Would it be possible to add plugins into SNAP_USER_COMMON?
For Arduino, I made it possible for users add new themes and install plugins. I did this by pointing Arduino to use SNAP_USER_COMMON as plugin and theme dir.
There are already many people who have tried to make a selection of the most popular plug-ins, and surprisingly it’s always the same plug-ins that are found to be useful.
There aren’t so many major plug-ins for GIMP that you can’t make a reasonable selection.
See pages below.
G’MiC is a Qt based plugin, that’s why it can’t work « inside » Gimp as a snap → the snap package of Gimp provides no Qt library ( rather understandable since it’s not a Qt app but GTK ).
Is there a way to « connect » snap Gimp to the needed Qt libraries ? That may solve the issue ?
I had a look at compiling Qt statically. I could not compile it, and resources from the Internet hinted that it should not be possible license-wise. If this was possible both technically, and license-wise, then it would be possible G’MIC as a plugin.
The 1st version of the plug-in was in GTK (and poorly written). It has been entirely recoded from scratch in a clean way by S. Fourey, who was fluent with Qt. That’s the main reason.

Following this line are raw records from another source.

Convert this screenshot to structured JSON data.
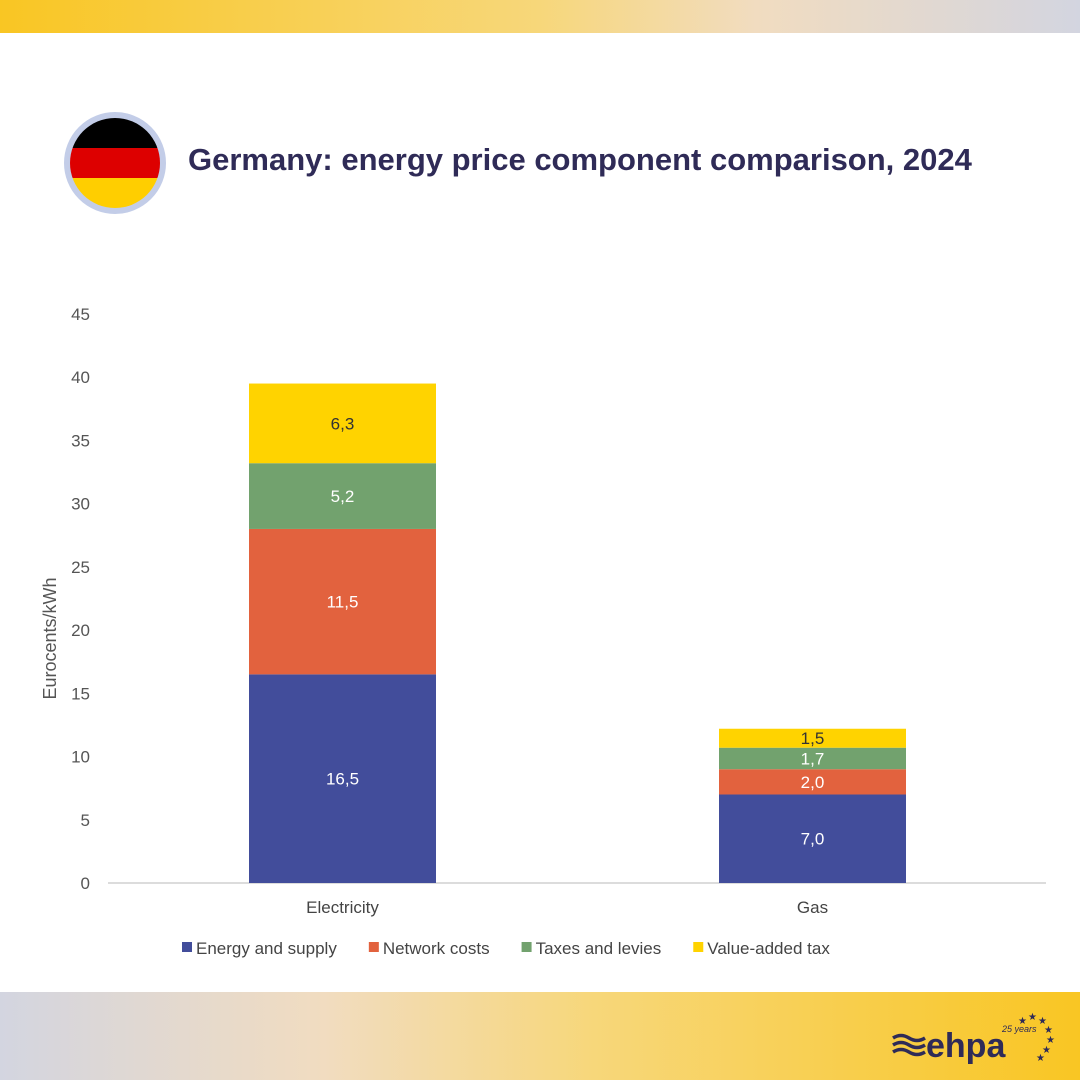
{
  "title": "Germany: energy price component comparison, 2024",
  "flag_colors": [
    "#000000",
    "#dd0000",
    "#ffce00"
  ],
  "logo": {
    "text": "ehpa",
    "tagline": "25 years"
  },
  "chart_data": {
    "type": "bar",
    "stacked": true,
    "categories": [
      "Electricity",
      "Gas"
    ],
    "ylabel": "Eurocents/kWh",
    "ylim": [
      0,
      45
    ],
    "yticks": [
      0,
      5,
      10,
      15,
      20,
      25,
      30,
      35,
      40,
      45
    ],
    "grid": false,
    "legend": "bottom",
    "series": [
      {
        "name": "Energy and supply",
        "color": "#424d9b",
        "label_color": "#ffffff",
        "values": [
          16.5,
          7.0
        ],
        "labels": [
          "16,5",
          "7,0"
        ]
      },
      {
        "name": "Network costs",
        "color": "#e2623e",
        "label_color": "#ffffff",
        "values": [
          11.5,
          2.0
        ],
        "labels": [
          "11,5",
          "2,0"
        ]
      },
      {
        "name": "Taxes and levies",
        "color": "#72a26e",
        "label_color": "#ffffff",
        "values": [
          5.2,
          1.7
        ],
        "labels": [
          "5,2",
          "1,7"
        ]
      },
      {
        "name": "Value-added tax",
        "color": "#ffd300",
        "label_color": "#333333",
        "values": [
          6.3,
          1.5
        ],
        "labels": [
          "6,3",
          "1,5"
        ]
      }
    ]
  }
}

Rewriting a GTK version of the plug-in is not planed and would represent a huge amount of work.
There are runtimes for GNOME. I do not know if there is a runtime for Qt. If there is such a runtime, then the gimp snap package could just include it.
Otherwise, it would be easy to create a separate GIMP snap package that just has additional the Qt libraries. Technically it is easy, and you can also use the Snap Build service. Perhaps someone that reads this and is affected, can give it a go. Should not be that difficult to do.